Il pranzo è lungo. C’è una grossa tavolata, conosco poco la gente presente. Sono per lo più parenti della compagna di mio padre. Ho paura di non sentirmi a mio agio, sentirmi estraneo, però il cibo è buono, tanto soprattutto il che aiuta a sciogliermi ed essere socievole. A volte basta solo avere la pancia piena di cibo caldo e vino per lasciarsi andare. Tre ore di più primi, più secondi e tanti dolci dopo, torniamo a casa. Stanchi e gonfi. Mi approprio del divano, metto su un film che non centra niente con il Natale, riempio il bicchiere di scotch. Anche questa è passata.
SANTO STEFANO
Il 26 vengo svegliato di nuovo presto. Stavolta la mia portiera è innocente, anche perché non siamo nella stessa città. Il colpevole stavolta è mio fratello e il suo russare. Russa anche mio padre, forte ma cadenzato, costante, quasi ipnotico. Mio fratello invece ha un russare particolare. Non ha un tempo fisso, né un volume. Mio fratello russa bebop. Non sono nemmeno le nove. Mio padre deve essere sveglio da parecchio. In casa non c’è ma ci sono i cornetti. Pare che la colazione sia l’unica opzione.

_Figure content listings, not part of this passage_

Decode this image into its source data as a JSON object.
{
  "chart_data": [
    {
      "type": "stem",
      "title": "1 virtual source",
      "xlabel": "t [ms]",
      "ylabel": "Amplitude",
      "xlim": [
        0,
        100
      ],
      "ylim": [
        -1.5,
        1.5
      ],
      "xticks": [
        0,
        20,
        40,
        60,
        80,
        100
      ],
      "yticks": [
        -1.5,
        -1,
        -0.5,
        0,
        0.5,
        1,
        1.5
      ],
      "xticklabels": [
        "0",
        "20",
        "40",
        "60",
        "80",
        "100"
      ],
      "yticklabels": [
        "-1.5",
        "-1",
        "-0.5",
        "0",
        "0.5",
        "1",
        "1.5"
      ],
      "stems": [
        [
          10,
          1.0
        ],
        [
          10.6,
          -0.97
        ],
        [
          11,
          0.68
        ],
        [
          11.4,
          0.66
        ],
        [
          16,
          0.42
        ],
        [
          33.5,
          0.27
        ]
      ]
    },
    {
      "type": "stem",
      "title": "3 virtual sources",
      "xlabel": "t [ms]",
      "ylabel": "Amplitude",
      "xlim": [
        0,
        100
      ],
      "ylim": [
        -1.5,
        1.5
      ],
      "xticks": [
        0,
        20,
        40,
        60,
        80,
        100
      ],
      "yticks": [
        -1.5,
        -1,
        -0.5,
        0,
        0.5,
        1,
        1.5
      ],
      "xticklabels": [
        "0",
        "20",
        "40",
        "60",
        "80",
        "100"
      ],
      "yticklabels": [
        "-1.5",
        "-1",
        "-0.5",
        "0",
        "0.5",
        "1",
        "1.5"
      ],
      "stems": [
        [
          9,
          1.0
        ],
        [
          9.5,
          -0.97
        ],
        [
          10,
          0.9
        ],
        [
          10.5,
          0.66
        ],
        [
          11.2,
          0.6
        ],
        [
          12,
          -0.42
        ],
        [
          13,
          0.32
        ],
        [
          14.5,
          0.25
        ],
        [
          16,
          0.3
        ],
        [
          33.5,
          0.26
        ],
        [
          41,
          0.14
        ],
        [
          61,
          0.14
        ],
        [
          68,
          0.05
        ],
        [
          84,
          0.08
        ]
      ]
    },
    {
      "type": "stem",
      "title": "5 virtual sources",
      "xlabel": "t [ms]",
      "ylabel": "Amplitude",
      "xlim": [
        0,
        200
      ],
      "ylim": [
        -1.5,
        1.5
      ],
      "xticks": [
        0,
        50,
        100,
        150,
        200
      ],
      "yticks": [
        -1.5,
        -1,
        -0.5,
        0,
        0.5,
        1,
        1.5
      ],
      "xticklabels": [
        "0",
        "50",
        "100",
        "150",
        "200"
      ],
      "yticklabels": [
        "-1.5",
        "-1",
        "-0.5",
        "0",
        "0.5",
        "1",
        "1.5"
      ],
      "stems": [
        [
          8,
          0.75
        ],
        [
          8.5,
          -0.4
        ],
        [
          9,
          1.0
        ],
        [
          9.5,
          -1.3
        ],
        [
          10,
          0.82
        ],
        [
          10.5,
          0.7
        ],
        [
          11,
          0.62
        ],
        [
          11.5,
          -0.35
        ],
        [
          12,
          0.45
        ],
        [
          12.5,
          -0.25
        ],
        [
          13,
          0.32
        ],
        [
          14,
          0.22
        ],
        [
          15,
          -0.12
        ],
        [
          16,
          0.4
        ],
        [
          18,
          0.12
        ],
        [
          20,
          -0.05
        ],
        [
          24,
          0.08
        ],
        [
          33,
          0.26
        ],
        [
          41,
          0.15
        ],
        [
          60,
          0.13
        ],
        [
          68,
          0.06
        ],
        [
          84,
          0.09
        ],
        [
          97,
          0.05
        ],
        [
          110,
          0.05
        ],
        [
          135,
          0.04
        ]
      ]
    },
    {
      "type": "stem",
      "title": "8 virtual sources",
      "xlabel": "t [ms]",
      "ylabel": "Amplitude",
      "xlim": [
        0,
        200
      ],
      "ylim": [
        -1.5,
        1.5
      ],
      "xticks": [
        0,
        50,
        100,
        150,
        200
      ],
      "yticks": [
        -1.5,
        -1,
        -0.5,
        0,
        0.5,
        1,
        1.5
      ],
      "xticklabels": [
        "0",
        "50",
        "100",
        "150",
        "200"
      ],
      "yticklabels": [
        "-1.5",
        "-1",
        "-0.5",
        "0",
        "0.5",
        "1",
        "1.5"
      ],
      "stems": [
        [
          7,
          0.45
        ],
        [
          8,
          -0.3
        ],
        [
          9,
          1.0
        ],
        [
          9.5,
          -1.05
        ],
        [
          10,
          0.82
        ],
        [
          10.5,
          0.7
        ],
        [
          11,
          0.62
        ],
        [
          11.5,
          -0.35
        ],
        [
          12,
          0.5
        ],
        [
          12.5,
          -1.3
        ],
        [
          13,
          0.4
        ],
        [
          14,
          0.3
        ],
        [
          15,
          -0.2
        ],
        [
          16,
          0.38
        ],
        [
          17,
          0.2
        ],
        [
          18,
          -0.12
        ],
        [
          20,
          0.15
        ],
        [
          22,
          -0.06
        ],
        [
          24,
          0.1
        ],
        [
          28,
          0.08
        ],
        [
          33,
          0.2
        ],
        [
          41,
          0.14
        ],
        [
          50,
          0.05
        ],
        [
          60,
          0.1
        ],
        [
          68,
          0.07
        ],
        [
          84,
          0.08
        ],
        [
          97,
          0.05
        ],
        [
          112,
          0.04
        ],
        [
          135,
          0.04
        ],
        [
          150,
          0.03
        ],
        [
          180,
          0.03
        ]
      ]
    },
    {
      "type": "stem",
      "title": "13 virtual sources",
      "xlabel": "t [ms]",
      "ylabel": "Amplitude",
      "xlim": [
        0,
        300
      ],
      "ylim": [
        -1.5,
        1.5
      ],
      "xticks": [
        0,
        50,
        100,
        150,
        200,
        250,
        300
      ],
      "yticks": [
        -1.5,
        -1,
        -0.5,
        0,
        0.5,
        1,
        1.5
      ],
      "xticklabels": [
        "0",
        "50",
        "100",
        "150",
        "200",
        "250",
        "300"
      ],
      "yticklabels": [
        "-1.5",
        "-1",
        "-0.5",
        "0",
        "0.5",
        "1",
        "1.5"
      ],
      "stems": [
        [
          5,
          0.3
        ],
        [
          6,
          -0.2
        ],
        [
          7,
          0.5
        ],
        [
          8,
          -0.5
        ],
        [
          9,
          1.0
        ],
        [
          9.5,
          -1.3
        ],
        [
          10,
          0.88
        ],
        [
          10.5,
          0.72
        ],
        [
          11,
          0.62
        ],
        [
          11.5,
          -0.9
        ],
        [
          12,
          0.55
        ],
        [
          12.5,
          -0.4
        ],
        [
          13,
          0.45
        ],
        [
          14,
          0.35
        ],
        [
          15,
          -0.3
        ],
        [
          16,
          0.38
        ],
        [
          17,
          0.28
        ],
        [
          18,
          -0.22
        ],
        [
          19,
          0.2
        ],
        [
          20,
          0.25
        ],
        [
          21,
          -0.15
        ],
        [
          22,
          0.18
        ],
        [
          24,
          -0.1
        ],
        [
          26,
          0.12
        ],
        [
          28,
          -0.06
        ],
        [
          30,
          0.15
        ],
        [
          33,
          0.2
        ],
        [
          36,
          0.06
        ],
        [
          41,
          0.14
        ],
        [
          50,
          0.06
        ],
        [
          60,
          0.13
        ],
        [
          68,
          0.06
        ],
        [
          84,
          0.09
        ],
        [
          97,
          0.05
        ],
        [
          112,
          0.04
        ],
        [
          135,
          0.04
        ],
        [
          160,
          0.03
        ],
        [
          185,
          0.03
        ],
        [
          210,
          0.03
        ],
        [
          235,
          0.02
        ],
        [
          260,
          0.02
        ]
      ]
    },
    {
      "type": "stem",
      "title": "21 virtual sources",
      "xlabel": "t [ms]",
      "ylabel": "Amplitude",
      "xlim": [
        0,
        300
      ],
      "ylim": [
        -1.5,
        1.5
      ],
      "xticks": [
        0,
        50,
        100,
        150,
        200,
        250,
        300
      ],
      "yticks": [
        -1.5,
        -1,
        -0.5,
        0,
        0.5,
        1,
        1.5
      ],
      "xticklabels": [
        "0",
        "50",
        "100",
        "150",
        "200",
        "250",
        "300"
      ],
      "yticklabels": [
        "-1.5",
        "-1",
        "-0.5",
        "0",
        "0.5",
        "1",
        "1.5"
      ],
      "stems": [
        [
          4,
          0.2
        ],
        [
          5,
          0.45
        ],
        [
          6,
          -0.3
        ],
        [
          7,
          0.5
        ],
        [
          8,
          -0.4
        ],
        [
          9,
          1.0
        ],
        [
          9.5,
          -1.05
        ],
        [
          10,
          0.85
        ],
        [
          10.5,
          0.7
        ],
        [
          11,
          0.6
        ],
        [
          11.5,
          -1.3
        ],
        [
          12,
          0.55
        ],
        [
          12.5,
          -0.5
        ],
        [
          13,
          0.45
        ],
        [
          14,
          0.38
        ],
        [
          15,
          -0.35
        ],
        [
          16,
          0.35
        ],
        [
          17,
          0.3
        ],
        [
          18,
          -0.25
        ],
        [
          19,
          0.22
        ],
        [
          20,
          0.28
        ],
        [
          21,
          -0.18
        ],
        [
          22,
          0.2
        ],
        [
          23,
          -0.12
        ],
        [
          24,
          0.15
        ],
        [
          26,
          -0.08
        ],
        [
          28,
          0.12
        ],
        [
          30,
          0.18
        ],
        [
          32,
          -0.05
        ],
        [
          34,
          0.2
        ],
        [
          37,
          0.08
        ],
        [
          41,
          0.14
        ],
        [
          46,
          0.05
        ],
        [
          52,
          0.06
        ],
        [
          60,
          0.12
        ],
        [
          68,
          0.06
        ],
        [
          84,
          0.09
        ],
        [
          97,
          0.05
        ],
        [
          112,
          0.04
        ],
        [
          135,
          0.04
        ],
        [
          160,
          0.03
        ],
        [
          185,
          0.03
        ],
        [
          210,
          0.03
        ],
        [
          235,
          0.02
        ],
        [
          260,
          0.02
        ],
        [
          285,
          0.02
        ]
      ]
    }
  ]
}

Usciamo di casa presto. Vogliamo passare a trovare mia nonna, doveva esserci anche lei la sera della vigilia, ma una bronchite l’ha bloccata a casa. Ci offre un bitter da discount, noccioline e patatine al formaggio stantie. Chiacchiera. Tanto. Soprattutto di acciacchi. E’ stanca, ha dolori alle gambe, si ammala sempre. Non riesce a proprio ad arrendersi al fatto che abbia ottanta anni. Scolato il bitter, finite le noccioline, avanzate le patatine ci congediamo.
- Tanti saluti belli, grazie di essermi venuta a trovare. Oh e se non ci vediamo, buona fine e buon principio-
Ho sempre odiato quel saluto. Mi sa di malaugurante. Saliamo in macchina facendo gli scongiuri. Ci dirigiamo verso casa di mia sorella, ha cambiato casa da poco, siamo costretti ad usare il navigatore per trovare l’indirizzo. La casa non è male. Accogliente è l’aggettivo che mi viene in mente appena vedo il salotto. Saluto veloce sorella e cognato e mi concentro su mia nipote.

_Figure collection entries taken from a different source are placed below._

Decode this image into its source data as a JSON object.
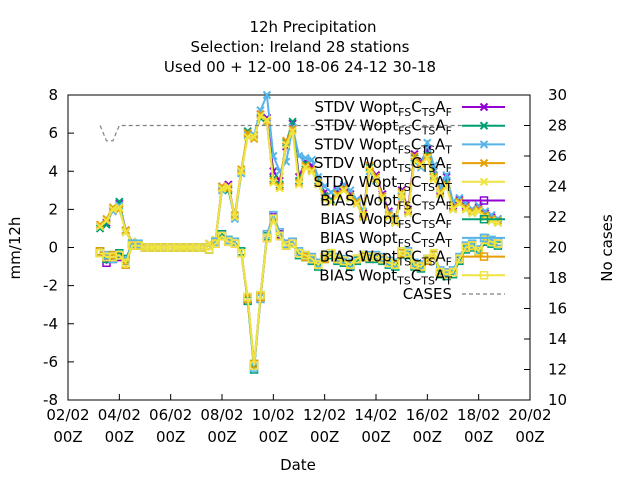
{
  "chart_data": {
    "type": "line",
    "title": [
      "12h Precipitation",
      "Selection: Ireland      28 stations",
      "Used  00 + 12-00 18-06 24-12 30-18"
    ],
    "xlabel": "Date",
    "ylabel": "mm/12h",
    "y2label": "No cases",
    "xlim": [
      0,
      216
    ],
    "ylim": [
      -8,
      8
    ],
    "y2lim": [
      10,
      30
    ],
    "xticks": [
      {
        "x": 0,
        "label": [
          "02/02",
          "00Z"
        ]
      },
      {
        "x": 24,
        "label": [
          "04/02",
          "00Z"
        ]
      },
      {
        "x": 48,
        "label": [
          "06/02",
          "00Z"
        ]
      },
      {
        "x": 72,
        "label": [
          "08/02",
          "00Z"
        ]
      },
      {
        "x": 96,
        "label": [
          "10/02",
          "00Z"
        ]
      },
      {
        "x": 120,
        "label": [
          "12/02",
          "00Z"
        ]
      },
      {
        "x": 144,
        "label": [
          "14/02",
          "00Z"
        ]
      },
      {
        "x": 168,
        "label": [
          "16/02",
          "00Z"
        ]
      },
      {
        "x": 192,
        "label": [
          "18/02",
          "00Z"
        ]
      },
      {
        "x": 216,
        "label": [
          "20/02",
          "00Z"
        ]
      }
    ],
    "yticks": [
      -8,
      -6,
      -4,
      -2,
      0,
      2,
      4,
      6,
      8
    ],
    "y2ticks": [
      10,
      12,
      14,
      16,
      18,
      20,
      22,
      24,
      26,
      28,
      30
    ],
    "grid": false,
    "legend_position": "top-right",
    "legend": [
      {
        "label": "STDV Wopt",
        "sub": [
          "FS",
          "C",
          "TS",
          "A",
          "F"
        ]
      },
      {
        "label": "STDV Wopt",
        "sub": [
          "FS",
          "C",
          "TS",
          "A",
          "F"
        ]
      },
      {
        "label": "STDV Wopt",
        "sub": [
          "FS",
          "C",
          "TS",
          "A",
          "T"
        ]
      },
      {
        "label": "STDV Wopt",
        "sub": [
          "TS",
          "C",
          "TS",
          "A",
          "F"
        ]
      },
      {
        "label": "STDV Wopt",
        "sub": [
          "TS",
          "C",
          "TS",
          "A",
          "T"
        ]
      },
      {
        "label": "BIAS Wopt",
        "sub": [
          "FS",
          "C",
          "TS",
          "A",
          "F"
        ]
      },
      {
        "label": "BIAS Wopt",
        "sub": [
          "FS",
          "C",
          "TS",
          "A",
          "F"
        ]
      },
      {
        "label": "BIAS Wopt",
        "sub": [
          "FS",
          "C",
          "TS",
          "A",
          "T"
        ]
      },
      {
        "label": "BIAS Wopt",
        "sub": [
          "TS",
          "C",
          "TS",
          "A",
          "F"
        ]
      },
      {
        "label": "BIAS Wopt",
        "sub": [
          "TS",
          "C",
          "TS",
          "A",
          "T"
        ]
      },
      {
        "label": "CASES",
        "sub": []
      }
    ],
    "x": [
      15,
      18,
      21,
      24,
      27,
      30,
      33,
      36,
      39,
      42,
      45,
      48,
      51,
      54,
      57,
      60,
      63,
      66,
      69,
      72,
      75,
      78,
      81,
      84,
      87,
      90,
      93,
      96,
      99,
      102,
      105,
      108,
      111,
      114,
      117,
      120,
      123,
      126,
      129,
      132,
      135,
      138,
      141,
      144,
      147,
      150,
      153,
      156,
      159,
      162,
      165,
      168,
      171,
      174,
      177,
      180,
      183,
      186,
      189,
      192,
      195,
      198,
      201
    ],
    "series": [
      {
        "name": "STDV-1",
        "color": "#9400d3",
        "marker": "x",
        "axis": "y1",
        "values": [
          1.1,
          1.3,
          2.0,
          2.3,
          0.9,
          0.3,
          0.1,
          0.0,
          0.0,
          0.0,
          0.0,
          0.0,
          0.0,
          0.0,
          0.0,
          0.0,
          0.0,
          0.2,
          0.4,
          3.2,
          3.3,
          1.6,
          4.0,
          6.0,
          5.8,
          7.0,
          6.8,
          4.0,
          3.5,
          5.3,
          6.5,
          3.7,
          4.5,
          4.3,
          3.5,
          2.9,
          2.5,
          3.0,
          3.2,
          2.8,
          2.5,
          1.8,
          4.3,
          3.8,
          2.8,
          1.9,
          1.4,
          3.0,
          2.0,
          4.9,
          4.5,
          5.1,
          4.0,
          3.0,
          3.7,
          2.2,
          2.5,
          2.2,
          2.0,
          2.1,
          1.8,
          1.6,
          1.5
        ]
      },
      {
        "name": "STDV-2",
        "color": "#009e73",
        "marker": "x",
        "axis": "y1",
        "values": [
          1.0,
          1.2,
          2.0,
          2.4,
          0.8,
          0.3,
          0.1,
          0.0,
          0.0,
          0.0,
          0.0,
          0.0,
          0.0,
          0.0,
          0.0,
          0.0,
          0.0,
          0.2,
          0.4,
          3.1,
          3.0,
          1.6,
          3.9,
          6.1,
          5.9,
          6.8,
          6.6,
          3.6,
          3.3,
          5.5,
          6.6,
          3.5,
          4.4,
          4.0,
          3.5,
          2.7,
          2.5,
          2.8,
          3.0,
          2.6,
          2.3,
          1.6,
          4.2,
          3.6,
          2.6,
          1.7,
          1.3,
          2.8,
          1.8,
          4.7,
          4.3,
          4.9,
          3.8,
          2.8,
          3.5,
          2.0,
          2.3,
          2.0,
          1.8,
          1.9,
          1.6,
          1.4,
          1.3
        ]
      },
      {
        "name": "STDV-3",
        "color": "#56b4e9",
        "marker": "x",
        "axis": "y1",
        "values": [
          1.1,
          1.4,
          1.9,
          2.2,
          0.9,
          0.3,
          0.1,
          0.0,
          0.0,
          0.0,
          0.0,
          0.0,
          0.0,
          0.0,
          0.0,
          0.0,
          0.0,
          0.2,
          0.4,
          3.0,
          3.1,
          1.5,
          3.9,
          5.9,
          5.9,
          7.2,
          8.0,
          4.8,
          4.0,
          4.5,
          6.3,
          4.8,
          4.7,
          4.6,
          3.7,
          3.2,
          2.9,
          3.1,
          3.3,
          3.0,
          2.5,
          1.9,
          4.0,
          3.5,
          2.7,
          1.8,
          1.5,
          2.7,
          1.9,
          4.5,
          4.2,
          5.5,
          4.3,
          3.1,
          3.8,
          2.4,
          2.6,
          2.3,
          2.0,
          2.2,
          1.9,
          1.7,
          1.5
        ]
      },
      {
        "name": "STDV-4",
        "color": "#e69f00",
        "marker": "x",
        "axis": "y1",
        "values": [
          1.2,
          1.5,
          2.1,
          2.0,
          0.9,
          0.3,
          0.1,
          0.0,
          0.0,
          0.0,
          0.0,
          0.0,
          0.0,
          0.0,
          0.0,
          0.0,
          0.0,
          0.2,
          0.4,
          3.2,
          3.1,
          1.7,
          4.1,
          6.0,
          5.7,
          7.0,
          6.6,
          3.5,
          3.2,
          5.6,
          6.2,
          3.4,
          4.3,
          4.1,
          3.4,
          2.6,
          2.4,
          2.8,
          3.1,
          2.7,
          2.4,
          1.7,
          4.3,
          3.7,
          2.7,
          1.7,
          1.4,
          2.9,
          1.9,
          4.8,
          4.4,
          4.8,
          3.7,
          2.9,
          3.3,
          2.1,
          2.4,
          2.1,
          1.9,
          2.0,
          1.7,
          1.5,
          1.4
        ]
      },
      {
        "name": "STDV-5",
        "color": "#f0e442",
        "marker": "x",
        "axis": "y1",
        "values": [
          1.1,
          1.4,
          2.0,
          2.1,
          0.8,
          0.3,
          0.1,
          0.0,
          0.0,
          0.0,
          0.0,
          0.0,
          0.0,
          0.0,
          0.0,
          0.0,
          0.0,
          0.2,
          0.4,
          3.1,
          3.2,
          1.6,
          4.0,
          5.8,
          5.8,
          6.9,
          6.7,
          3.4,
          3.1,
          5.4,
          6.1,
          3.3,
          4.2,
          4.0,
          3.3,
          2.5,
          2.4,
          2.7,
          3.0,
          2.6,
          2.3,
          1.6,
          4.1,
          3.6,
          2.6,
          1.6,
          1.3,
          2.8,
          1.8,
          4.6,
          4.3,
          4.7,
          3.6,
          2.8,
          3.2,
          2.0,
          2.3,
          2.0,
          1.8,
          1.9,
          1.6,
          1.4,
          1.3
        ]
      },
      {
        "name": "BIAS-1",
        "color": "#9400d3",
        "marker": "square",
        "axis": "y1",
        "values": [
          -0.3,
          -0.8,
          -0.6,
          -0.5,
          -0.8,
          0.1,
          0.1,
          0.0,
          0.0,
          0.0,
          0.0,
          0.0,
          0.0,
          0.0,
          0.0,
          0.0,
          0.0,
          -0.1,
          0.3,
          0.6,
          0.3,
          0.2,
          -0.3,
          -2.7,
          -6.2,
          -2.6,
          0.5,
          1.6,
          0.7,
          0.2,
          0.3,
          -0.3,
          -0.4,
          -0.6,
          -0.9,
          -0.5,
          -0.3,
          -0.6,
          -0.7,
          -0.9,
          -0.6,
          -0.4,
          -0.5,
          -0.5,
          -0.6,
          -0.8,
          -0.9,
          -0.2,
          -0.3,
          -0.9,
          -1.0,
          -0.6,
          -0.3,
          -1.3,
          -1.4,
          -1.3,
          -0.6,
          0.0,
          0.1,
          -0.2,
          0.4,
          0.3,
          0.2
        ]
      },
      {
        "name": "BIAS-2",
        "color": "#009e73",
        "marker": "square",
        "axis": "y1",
        "values": [
          -0.2,
          -0.6,
          -0.4,
          -0.3,
          -0.6,
          0.2,
          0.1,
          0.0,
          0.0,
          0.0,
          0.0,
          0.0,
          0.0,
          0.0,
          0.0,
          0.0,
          0.0,
          -0.1,
          0.3,
          0.7,
          0.4,
          0.3,
          -0.2,
          -2.8,
          -6.4,
          -2.5,
          0.6,
          1.5,
          0.6,
          0.1,
          0.2,
          -0.4,
          -0.5,
          -0.7,
          -1.0,
          -0.6,
          -0.4,
          -0.7,
          -0.8,
          -1.0,
          -0.7,
          -0.5,
          -0.6,
          -0.6,
          -0.7,
          -0.9,
          -1.0,
          -0.3,
          -0.4,
          -1.0,
          -1.1,
          -0.7,
          -0.4,
          -1.4,
          -1.5,
          -1.4,
          -0.7,
          -0.1,
          0.0,
          -0.3,
          0.3,
          0.2,
          0.1
        ]
      },
      {
        "name": "BIAS-3",
        "color": "#56b4e9",
        "marker": "square",
        "axis": "y1",
        "values": [
          -0.3,
          -0.4,
          -0.6,
          -0.4,
          -0.7,
          0.2,
          0.2,
          0.0,
          0.0,
          0.0,
          0.0,
          0.0,
          0.0,
          0.0,
          0.0,
          0.0,
          0.0,
          -0.1,
          0.3,
          0.6,
          0.4,
          0.3,
          -0.3,
          -2.6,
          -6.3,
          -2.7,
          0.7,
          1.7,
          0.8,
          0.2,
          0.3,
          -0.2,
          -0.4,
          -0.5,
          -0.8,
          -0.5,
          -0.3,
          -0.5,
          -0.6,
          -0.8,
          -0.6,
          -0.4,
          -0.4,
          -0.4,
          -0.5,
          -0.7,
          -0.8,
          -0.2,
          -0.2,
          -0.8,
          -0.9,
          -0.6,
          -0.3,
          -1.2,
          -1.3,
          -1.2,
          -0.5,
          0.1,
          0.2,
          -0.1,
          0.5,
          0.4,
          0.3
        ]
      },
      {
        "name": "BIAS-4",
        "color": "#e69f00",
        "marker": "square",
        "axis": "y1",
        "values": [
          -0.2,
          -0.5,
          -0.4,
          -0.4,
          -0.9,
          0.1,
          0.1,
          0.0,
          0.0,
          0.0,
          0.0,
          0.0,
          0.0,
          0.0,
          0.0,
          0.0,
          0.0,
          -0.1,
          0.2,
          0.6,
          0.3,
          0.2,
          -0.3,
          -2.7,
          -6.1,
          -2.6,
          0.5,
          1.5,
          0.6,
          0.1,
          0.2,
          -0.3,
          -0.5,
          -0.6,
          -0.9,
          -0.6,
          -0.3,
          -0.6,
          -0.7,
          -0.9,
          -0.6,
          -0.5,
          -0.5,
          -0.5,
          -0.6,
          -0.8,
          -0.9,
          -0.3,
          -0.3,
          -0.9,
          -1.0,
          -0.7,
          -0.4,
          -1.3,
          -1.4,
          -1.3,
          -0.6,
          0.0,
          0.1,
          -0.2,
          0.4,
          0.3,
          0.2
        ]
      },
      {
        "name": "BIAS-5",
        "color": "#f0e442",
        "marker": "square",
        "axis": "y1",
        "values": [
          -0.3,
          -0.5,
          -0.5,
          -0.4,
          -0.8,
          0.1,
          0.1,
          0.0,
          0.0,
          0.0,
          0.0,
          0.0,
          0.0,
          0.0,
          0.0,
          0.0,
          0.0,
          -0.1,
          0.2,
          0.6,
          0.3,
          0.2,
          -0.3,
          -2.6,
          -6.2,
          -2.5,
          0.5,
          1.5,
          0.6,
          0.1,
          0.2,
          -0.3,
          -0.4,
          -0.6,
          -0.9,
          -0.5,
          -0.3,
          -0.6,
          -0.7,
          -0.9,
          -0.6,
          -0.4,
          -0.5,
          -0.5,
          -0.6,
          -0.8,
          -0.9,
          -0.2,
          -0.3,
          -0.9,
          -1.0,
          -0.6,
          -0.3,
          -1.3,
          -1.4,
          -1.3,
          -0.6,
          0.0,
          0.1,
          -0.2,
          0.4,
          0.3,
          0.2
        ]
      },
      {
        "name": "CASES",
        "color": "#808080",
        "marker": "none",
        "dashed": true,
        "axis": "y2",
        "x": [
          15,
          18,
          21,
          24,
          27,
          201
        ],
        "values": [
          28,
          27,
          27,
          28,
          28,
          28
        ]
      }
    ]
  }
}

Apre il regalo, un set da picnic, impazzisce. Inizia ad urlare picchenic picchenic. Mi prende per mano e mi trascina verso la sua cameretta. Tappeto steso, tazze, teiera e dolcetti. Invitate anche bambole varie. Stiamo lì sul pavimento per almeno un paio d’ore, finché non è pronto in tavola. Niente antipasti, la pancia ringrazia. Però c’è il brodo di bollito misto, con cappelletti fatti in casa, con buona pace del mio stomaco ne prendo due piatti. Oltre allo stomaco, a gridare pietà c’è anche il fegato.
Chiama resa incondizionata dopo il primo bicchiere di vino, fatto in casa dal nonno di mio cognato, padovano doc trapiantato a Latina durante la bonifica. I secondi, al plurale, non si fanno attendere, scendono a forza per un esofago stanco, spinti da qual vino che fa sorridere il vecchietto e piangere me. Seguono puntuali dolci, frutta secca e liquori. Dopo pranzo a fatica continuo a giocare con mia nipote, ma non riesco a starle dietro molto. Mi limito a farla danzare mentre me ne sto spiaggiato sul divano e la osservo battendo le mani.
Torniamo a casa. Non posso fare a meno di essere sollevato, passato un altro Natale. Sono un gran fan del Natale. Mi dispiace viverlo così, per appuntamenti a cui vado a malavoglia. Ma sono ottimista, come sono passati i tempi da pendolare, passeranno i tempi del Natale schedulato.